CWS welcomes yesterday’s acknowledgement by the UN of its role in the tragic introduction of cholera into Haiti. This admission came just weeks after CWS helped organize an historic letter in which 158 Members of Congress wrote Secretary of State John Kerry urging swift action. In his public statement, Farhan Haq, deputy spokesperson for UN Secretary General Ban Ki Moon, admitted that the UN “needed to do much more regarding its own involvement in the initial outbreak and the suffering of those affected by cholera”. Although falling short of accepting full responsibility for the outbreak, the statement reverses the UN’s previous policy of outright denial which for six years impugned its credibility and angered many in Haiti. It also now opens up possibilities for urgently needed and fresh action on what has since become the world’s worst cholera epidemic.
In recent years, through its advocacy and programs, CWS has scaled up its efforts to safeguard the human right to clean, safe water. We have built cisterns to address storage issues in some of Haiti’s most water deprived area.
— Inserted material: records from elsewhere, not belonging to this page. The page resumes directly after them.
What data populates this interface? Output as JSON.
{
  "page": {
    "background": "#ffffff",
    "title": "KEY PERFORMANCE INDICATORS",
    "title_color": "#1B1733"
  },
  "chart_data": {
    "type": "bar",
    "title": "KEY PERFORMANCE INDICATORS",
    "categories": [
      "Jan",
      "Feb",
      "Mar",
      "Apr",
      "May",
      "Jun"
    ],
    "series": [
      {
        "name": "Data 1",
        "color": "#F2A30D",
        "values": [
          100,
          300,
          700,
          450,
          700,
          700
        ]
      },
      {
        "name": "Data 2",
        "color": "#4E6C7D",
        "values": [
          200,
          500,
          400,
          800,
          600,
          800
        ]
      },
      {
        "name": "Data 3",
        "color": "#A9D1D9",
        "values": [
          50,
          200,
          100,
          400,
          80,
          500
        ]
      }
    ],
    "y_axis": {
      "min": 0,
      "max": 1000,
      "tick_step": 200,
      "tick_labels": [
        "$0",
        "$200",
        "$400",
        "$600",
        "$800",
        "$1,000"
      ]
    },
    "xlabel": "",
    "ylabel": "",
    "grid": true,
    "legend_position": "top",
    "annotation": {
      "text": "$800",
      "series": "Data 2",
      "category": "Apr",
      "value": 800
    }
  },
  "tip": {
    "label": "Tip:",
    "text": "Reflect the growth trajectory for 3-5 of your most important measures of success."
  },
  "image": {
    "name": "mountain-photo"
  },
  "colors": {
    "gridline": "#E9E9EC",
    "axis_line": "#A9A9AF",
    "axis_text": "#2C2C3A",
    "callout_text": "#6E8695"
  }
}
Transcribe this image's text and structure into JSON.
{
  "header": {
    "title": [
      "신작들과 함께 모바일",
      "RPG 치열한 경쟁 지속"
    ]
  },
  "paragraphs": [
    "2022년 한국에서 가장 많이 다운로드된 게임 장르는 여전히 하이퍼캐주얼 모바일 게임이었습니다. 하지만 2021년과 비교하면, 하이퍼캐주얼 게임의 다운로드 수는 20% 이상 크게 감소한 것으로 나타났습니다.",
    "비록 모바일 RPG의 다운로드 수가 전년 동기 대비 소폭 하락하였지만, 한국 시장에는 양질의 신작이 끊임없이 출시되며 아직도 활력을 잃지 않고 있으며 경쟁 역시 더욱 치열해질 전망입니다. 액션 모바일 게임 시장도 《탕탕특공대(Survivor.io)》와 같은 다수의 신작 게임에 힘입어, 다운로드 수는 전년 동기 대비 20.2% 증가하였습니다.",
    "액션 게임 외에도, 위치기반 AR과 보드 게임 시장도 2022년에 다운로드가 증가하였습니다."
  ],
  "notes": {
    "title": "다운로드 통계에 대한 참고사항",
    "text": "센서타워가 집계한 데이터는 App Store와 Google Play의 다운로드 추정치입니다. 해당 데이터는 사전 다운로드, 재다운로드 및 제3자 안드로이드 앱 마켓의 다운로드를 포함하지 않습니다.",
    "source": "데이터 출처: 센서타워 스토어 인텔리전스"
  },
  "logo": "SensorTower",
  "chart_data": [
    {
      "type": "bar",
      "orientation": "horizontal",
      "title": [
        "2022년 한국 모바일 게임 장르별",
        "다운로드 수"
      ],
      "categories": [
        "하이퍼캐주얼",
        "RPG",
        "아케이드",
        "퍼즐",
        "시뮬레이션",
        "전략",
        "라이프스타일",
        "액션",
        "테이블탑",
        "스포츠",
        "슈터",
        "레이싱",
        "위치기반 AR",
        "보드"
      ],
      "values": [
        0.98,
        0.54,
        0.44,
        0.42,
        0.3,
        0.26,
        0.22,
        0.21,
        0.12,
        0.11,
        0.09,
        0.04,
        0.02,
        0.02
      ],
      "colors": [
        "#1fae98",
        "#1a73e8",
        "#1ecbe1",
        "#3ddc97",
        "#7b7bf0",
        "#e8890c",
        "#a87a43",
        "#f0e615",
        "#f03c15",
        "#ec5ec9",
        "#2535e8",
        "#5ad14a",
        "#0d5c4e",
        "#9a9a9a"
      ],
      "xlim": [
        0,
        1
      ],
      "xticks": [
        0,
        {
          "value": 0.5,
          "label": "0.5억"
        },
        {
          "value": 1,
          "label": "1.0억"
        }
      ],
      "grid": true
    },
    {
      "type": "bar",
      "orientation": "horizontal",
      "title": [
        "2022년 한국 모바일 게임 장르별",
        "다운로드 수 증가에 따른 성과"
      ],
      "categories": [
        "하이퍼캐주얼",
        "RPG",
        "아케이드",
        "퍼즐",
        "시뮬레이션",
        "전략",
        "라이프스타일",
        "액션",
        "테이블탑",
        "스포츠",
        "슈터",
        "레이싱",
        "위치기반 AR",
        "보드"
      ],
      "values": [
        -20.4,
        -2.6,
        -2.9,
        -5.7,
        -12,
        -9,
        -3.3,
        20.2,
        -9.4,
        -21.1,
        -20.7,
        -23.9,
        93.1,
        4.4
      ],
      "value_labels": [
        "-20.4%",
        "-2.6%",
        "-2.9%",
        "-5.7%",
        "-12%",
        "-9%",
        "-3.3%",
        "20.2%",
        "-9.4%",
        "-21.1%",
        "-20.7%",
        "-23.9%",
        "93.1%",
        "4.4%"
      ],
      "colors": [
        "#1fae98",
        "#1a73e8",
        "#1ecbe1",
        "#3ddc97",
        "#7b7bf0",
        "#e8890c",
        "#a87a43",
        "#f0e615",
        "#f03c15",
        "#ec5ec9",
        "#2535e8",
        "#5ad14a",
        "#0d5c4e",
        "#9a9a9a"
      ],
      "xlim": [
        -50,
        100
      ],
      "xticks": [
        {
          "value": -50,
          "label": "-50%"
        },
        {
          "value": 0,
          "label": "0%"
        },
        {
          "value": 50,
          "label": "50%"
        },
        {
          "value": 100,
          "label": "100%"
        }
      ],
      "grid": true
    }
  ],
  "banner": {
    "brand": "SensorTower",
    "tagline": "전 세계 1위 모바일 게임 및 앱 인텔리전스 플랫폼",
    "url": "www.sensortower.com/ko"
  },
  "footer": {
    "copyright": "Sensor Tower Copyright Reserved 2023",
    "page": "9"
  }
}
We continue to work with community groups to build their capacity to manage water resources in the context of increasing – often punishing – drought. Cholera is easily preventable but requires nation-wide scale of response and a strong injection of resources. Both directly and in close collaboration with our allies in the Haiti Advocacy Working Group CWS has strongly advocated for for UN accountability and for procedures to prevent the recurrence of this tragedy elsewhere. We have reached out to Congress, met with UN representatives, built awareness through social media and stories, and solicited support from our core constituents. As the UN now promises an updated, new strategic response to address the cholera epidemic within months, we will continue to closely monitor its next steps.
Most importantly, the policy hopefully marks a significant turning point for cholera victims in Haiti who have lost 10,000 relatives and more, and seen thousands relatives and friends become ill. Thousands still require support to prevent infection. CWS fervently hopes that this announcement heralds the beginning of the end of cholera for Haiti’s poorest communities.